The syntheses of new types of vinyl sugars are described whose vinyl groups are connected with the monosaccharide by a CC bond. Such monomers can be polymerized by radical as well as by anionic initiation. Starting from D ‐mannitol, D ‐gluconolactone, D ‐galactose, and D ‐fructose, the isopropylidene‐protected aldehydes ( R )‐2,3‐isopropylidene‐ D ‐glyceraldehyde ( 3 ), 2,3;4,5‐di‐ O ‐isopropylidene‐aldehydo‐ D ‐arabinose ( 4 ), 1,2;3,4‐di‐ O ‐isopropylidene‐α‐ D ‐ galacto ‐hexodialdo‐1,5‐pyranose ( 5 ), and 2,3;4,5‐di‐ O ‐isopropylidene‐β‐ D ‐ arabino ‐hexosulo‐2,6‐pyranose ( 6 ) were prepared.
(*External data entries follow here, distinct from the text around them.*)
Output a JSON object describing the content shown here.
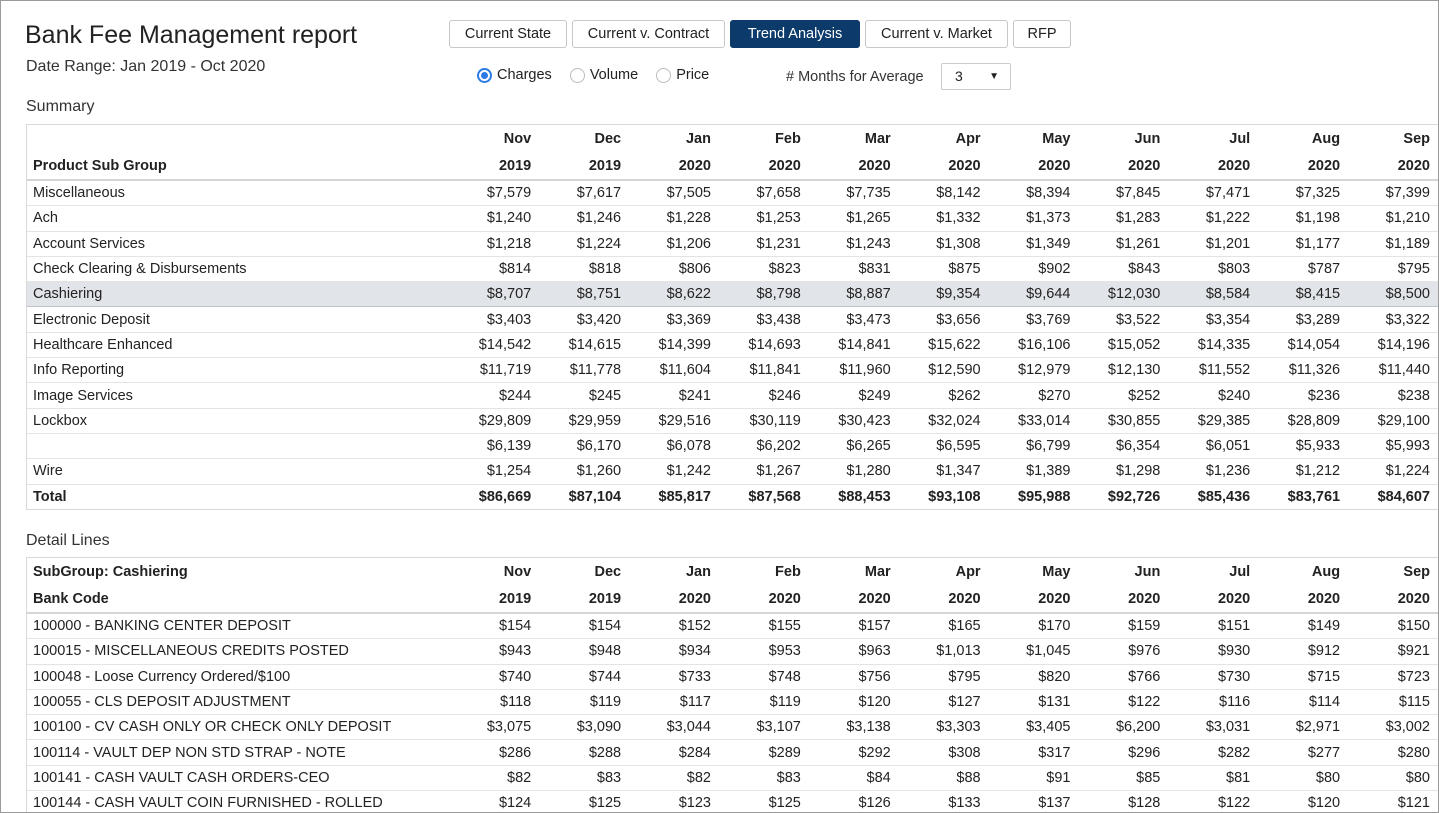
{
  "report": {
    "title": "Bank Fee Management report",
    "date_range": "Date Range: Jan 2019 - Oct 2020"
  },
  "tabs": [
    {
      "label": "Current State",
      "active": false
    },
    {
      "label": "Current v. Contract",
      "active": false
    },
    {
      "label": "Trend Analysis",
      "active": true
    },
    {
      "label": "Current v. Market",
      "active": false
    },
    {
      "label": "RFP",
      "active": false
    }
  ],
  "metric_options": [
    {
      "label": "Charges",
      "selected": true
    },
    {
      "label": "Volume",
      "selected": false
    },
    {
      "label": "Price",
      "selected": false
    }
  ],
  "months_avg": {
    "label": "# Months for Average",
    "value": "3"
  },
  "colors": {
    "accent": "#0b3a6b",
    "radio": "#2c7be5",
    "highlight_row": "#e1e4e8"
  },
  "summary": {
    "section_label": "Summary",
    "first_col_header": "Product Sub Group",
    "months": [
      {
        "m": "Nov",
        "y": "2019"
      },
      {
        "m": "Dec",
        "y": "2019"
      },
      {
        "m": "Jan",
        "y": "2020"
      },
      {
        "m": "Feb",
        "y": "2020"
      },
      {
        "m": "Mar",
        "y": "2020"
      },
      {
        "m": "Apr",
        "y": "2020"
      },
      {
        "m": "May",
        "y": "2020"
      },
      {
        "m": "Jun",
        "y": "2020"
      },
      {
        "m": "Jul",
        "y": "2020"
      },
      {
        "m": "Aug",
        "y": "2020"
      },
      {
        "m": "Sep",
        "y": "2020"
      }
    ],
    "rows": [
      {
        "name": "Miscellaneous",
        "values": [
          "$7,579",
          "$7,617",
          "$7,505",
          "$7,658",
          "$7,735",
          "$8,142",
          "$8,394",
          "$7,845",
          "$7,471",
          "$7,325",
          "$7,399"
        ]
      },
      {
        "name": "Ach",
        "values": [
          "$1,240",
          "$1,246",
          "$1,228",
          "$1,253",
          "$1,265",
          "$1,332",
          "$1,373",
          "$1,283",
          "$1,222",
          "$1,198",
          "$1,210"
        ]
      },
      {
        "name": "Account Services",
        "values": [
          "$1,218",
          "$1,224",
          "$1,206",
          "$1,231",
          "$1,243",
          "$1,308",
          "$1,349",
          "$1,261",
          "$1,201",
          "$1,177",
          "$1,189"
        ]
      },
      {
        "name": "Check Clearing & Disbursements",
        "values": [
          "$814",
          "$818",
          "$806",
          "$823",
          "$831",
          "$875",
          "$902",
          "$843",
          "$803",
          "$787",
          "$795"
        ]
      },
      {
        "name": "Cashiering",
        "highlight": true,
        "values": [
          "$8,707",
          "$8,751",
          "$8,622",
          "$8,798",
          "$8,887",
          "$9,354",
          "$9,644",
          "$12,030",
          "$8,584",
          "$8,415",
          "$8,500"
        ]
      },
      {
        "name": "Electronic Deposit",
        "values": [
          "$3,403",
          "$3,420",
          "$3,369",
          "$3,438",
          "$3,473",
          "$3,656",
          "$3,769",
          "$3,522",
          "$3,354",
          "$3,289",
          "$3,322"
        ]
      },
      {
        "name": "Healthcare Enhanced",
        "values": [
          "$14,542",
          "$14,615",
          "$14,399",
          "$14,693",
          "$14,841",
          "$15,622",
          "$16,106",
          "$15,052",
          "$14,335",
          "$14,054",
          "$14,196"
        ]
      },
      {
        "name": "Info Reporting",
        "values": [
          "$11,719",
          "$11,778",
          "$11,604",
          "$11,841",
          "$11,960",
          "$12,590",
          "$12,979",
          "$12,130",
          "$11,552",
          "$11,326",
          "$11,440"
        ]
      },
      {
        "name": "Image Services",
        "values": [
          "$244",
          "$245",
          "$241",
          "$246",
          "$249",
          "$262",
          "$270",
          "$252",
          "$240",
          "$236",
          "$238"
        ]
      },
      {
        "name": "Lockbox",
        "values": [
          "$29,809",
          "$29,959",
          "$29,516",
          "$30,119",
          "$30,423",
          "$32,024",
          "$33,014",
          "$30,855",
          "$29,385",
          "$28,809",
          "$29,100"
        ]
      },
      {
        "name": "",
        "values": [
          "$6,139",
          "$6,170",
          "$6,078",
          "$6,202",
          "$6,265",
          "$6,595",
          "$6,799",
          "$6,354",
          "$6,051",
          "$5,933",
          "$5,993"
        ]
      },
      {
        "name": "Wire",
        "values": [
          "$1,254",
          "$1,260",
          "$1,242",
          "$1,267",
          "$1,280",
          "$1,347",
          "$1,389",
          "$1,298",
          "$1,236",
          "$1,212",
          "$1,224"
        ]
      }
    ],
    "total": {
      "name": "Total",
      "values": [
        "$86,669",
        "$87,104",
        "$85,817",
        "$87,568",
        "$88,453",
        "$93,108",
        "$95,988",
        "$92,726",
        "$85,436",
        "$83,761",
        "$84,607"
      ]
    }
  },
  "detail": {
    "section_label": "Detail Lines",
    "subgroup_header": "SubGroup: Cashiering",
    "first_col_header": "Bank Code",
    "months": [
      {
        "m": "Nov",
        "y": "2019"
      },
      {
        "m": "Dec",
        "y": "2019"
      },
      {
        "m": "Jan",
        "y": "2020"
      },
      {
        "m": "Feb",
        "y": "2020"
      },
      {
        "m": "Mar",
        "y": "2020"
      },
      {
        "m": "Apr",
        "y": "2020"
      },
      {
        "m": "May",
        "y": "2020"
      },
      {
        "m": "Jun",
        "y": "2020"
      },
      {
        "m": "Jul",
        "y": "2020"
      },
      {
        "m": "Aug",
        "y": "2020"
      },
      {
        "m": "Sep",
        "y": "2020"
      }
    ],
    "rows": [
      {
        "name": "100000 - BANKING CENTER DEPOSIT",
        "values": [
          "$154",
          "$154",
          "$152",
          "$155",
          "$157",
          "$165",
          "$170",
          "$159",
          "$151",
          "$149",
          "$150"
        ]
      },
      {
        "name": "100015 - MISCELLANEOUS CREDITS POSTED",
        "values": [
          "$943",
          "$948",
          "$934",
          "$953",
          "$963",
          "$1,013",
          "$1,045",
          "$976",
          "$930",
          "$912",
          "$921"
        ]
      },
      {
        "name": "100048 - Loose Currency Ordered/$100",
        "values": [
          "$740",
          "$744",
          "$733",
          "$748",
          "$756",
          "$795",
          "$820",
          "$766",
          "$730",
          "$715",
          "$723"
        ]
      },
      {
        "name": "100055 - CLS DEPOSIT ADJUSTMENT",
        "values": [
          "$118",
          "$119",
          "$117",
          "$119",
          "$120",
          "$127",
          "$131",
          "$122",
          "$116",
          "$114",
          "$115"
        ]
      },
      {
        "name": "100100 - CV CASH ONLY OR CHECK ONLY DEPOSIT",
        "values": [
          "$3,075",
          "$3,090",
          "$3,044",
          "$3,107",
          "$3,138",
          "$3,303",
          "$3,405",
          "$6,200",
          "$3,031",
          "$2,971",
          "$3,002"
        ]
      },
      {
        "name": "100114 - VAULT DEP NON STD STRAP - NOTE",
        "values": [
          "$286",
          "$288",
          "$284",
          "$289",
          "$292",
          "$308",
          "$317",
          "$296",
          "$282",
          "$277",
          "$280"
        ]
      },
      {
        "name": "100141 - CASH VAULT CASH ORDERS-CEO",
        "values": [
          "$82",
          "$83",
          "$82",
          "$83",
          "$84",
          "$88",
          "$91",
          "$85",
          "$81",
          "$80",
          "$80"
        ]
      },
      {
        "name": "100144 - CASH VAULT COIN FURNISHED - ROLLED",
        "values": [
          "$124",
          "$125",
          "$123",
          "$125",
          "$126",
          "$133",
          "$137",
          "$128",
          "$122",
          "$120",
          "$121"
        ]
      }
    ]
  }
}
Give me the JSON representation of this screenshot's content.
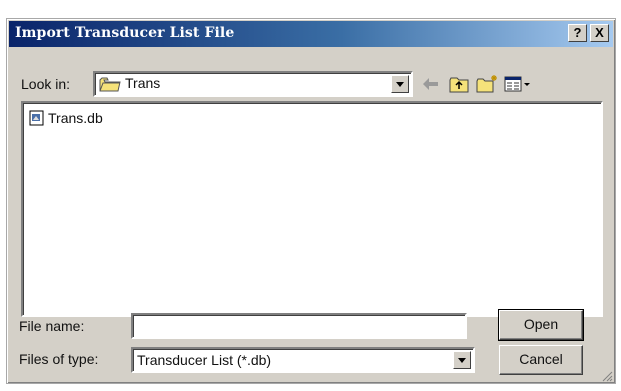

Grignard reaction of the aldehyde compounds with 4‐vinylphenylmagnesium chloride in tetrahydrofuran (THF) yielded the new styryl monomers of type 1 , in each case as a mixture of two diastereoisomers. The corresponding reaction with vinylmagnesium bromide furnished a mixture of two diastereoisomeric allyl alcohol derivatives. Subsequent Swern oxidation (DMSO/(COCl) 2 ) gave the vinyl ketones of type 2 . A scale‐up procedure (20 L flask) allowed eight different monomers to be prepared on a 50–200 g scale. Furthermore, the synthesis of the 2,3;4,5‐di‐ O ‐isopropylidene‐β‐ D ‐fructopyranose could be considerably improved.